Plot Writing From Pre-Trained Language Models
This addresses the issue of incohesive and repetitive story generation for applications in creative writing or content creation, representing an incremental improvement over existing methods.
The paper tackles the problem of generating long-form narrative text with pre-trained language models by introducing a method that first creates a content plan and then conditions story generation on it, achieving superior results in both human and automatic evaluations.

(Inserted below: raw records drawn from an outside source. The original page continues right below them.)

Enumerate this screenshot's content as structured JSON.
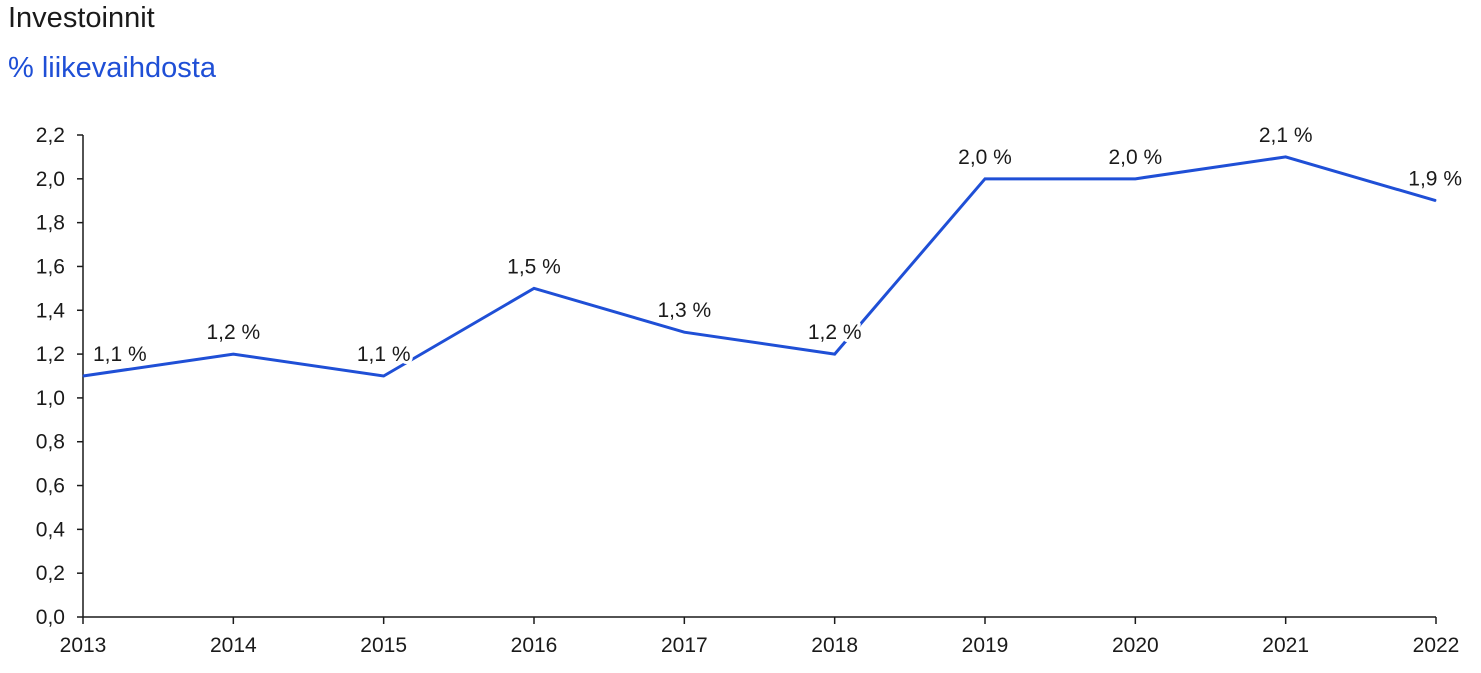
{
  "header": {
    "title": "Investoinnit",
    "subtitle": "% liikevaihdosta"
  },
  "colors": {
    "series": "#1f4fd6",
    "axis": "#1a1a1a",
    "text": "#1a1a1a"
  },
  "chart_data": {
    "type": "line",
    "title": "Investoinnit",
    "subtitle": "% liikevaihdosta",
    "xlabel": "",
    "ylabel": "",
    "categories": [
      "2013",
      "2014",
      "2015",
      "2016",
      "2017",
      "2018",
      "2019",
      "2020",
      "2021",
      "2022"
    ],
    "series": [
      {
        "values": [
          1.1,
          1.2,
          1.1,
          1.5,
          1.3,
          1.2,
          2.0,
          2.0,
          2.1,
          1.9
        ],
        "labels": [
          "1,1 %",
          "1,2 %",
          "1,1 %",
          "1,5 %",
          "1,3 %",
          "1,2 %",
          "2,0 %",
          "2,0 %",
          "2,1 %",
          "1,9 %"
        ]
      }
    ],
    "ylim": [
      0,
      2.2
    ],
    "yticks": [
      "0,0",
      "0,2",
      "0,4",
      "0,6",
      "0,8",
      "1,0",
      "1,2",
      "1,4",
      "1,6",
      "1,8",
      "2,0",
      "2,2"
    ],
    "grid": false,
    "legend": "none"
  }
}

Pre-trained language models (PLMs) fail to generate long-form narrative text because they do not consider global structure. As a result, the generated texts are often incohesive, repetitive, or lack content. Recent work in story generation reintroduced explicit content planning in the form of prompts, keywords, or semantic frames. Trained on large parallel corpora, these models can generate more logical event sequences and thus more contentful stories. However, these intermediate representations are often not in natural language and cannot be utilized by PLMs without fine-tuning. We propose generating story plots using off-the-shelf PLMs while maintaining the benefit of content planning to generate cohesive and contentful stories. Our proposed method, ScratchPlot, first prompts a PLM to compose a content plan. Then, we generate the story's body and ending conditioned on the content plan. Furthermore, we take a generate-and-rank approach by using additional PLMs to rank the generated (story, ending) pairs. We benchmark our method with various baselines and achieved superior results in both human and automatic evaluation.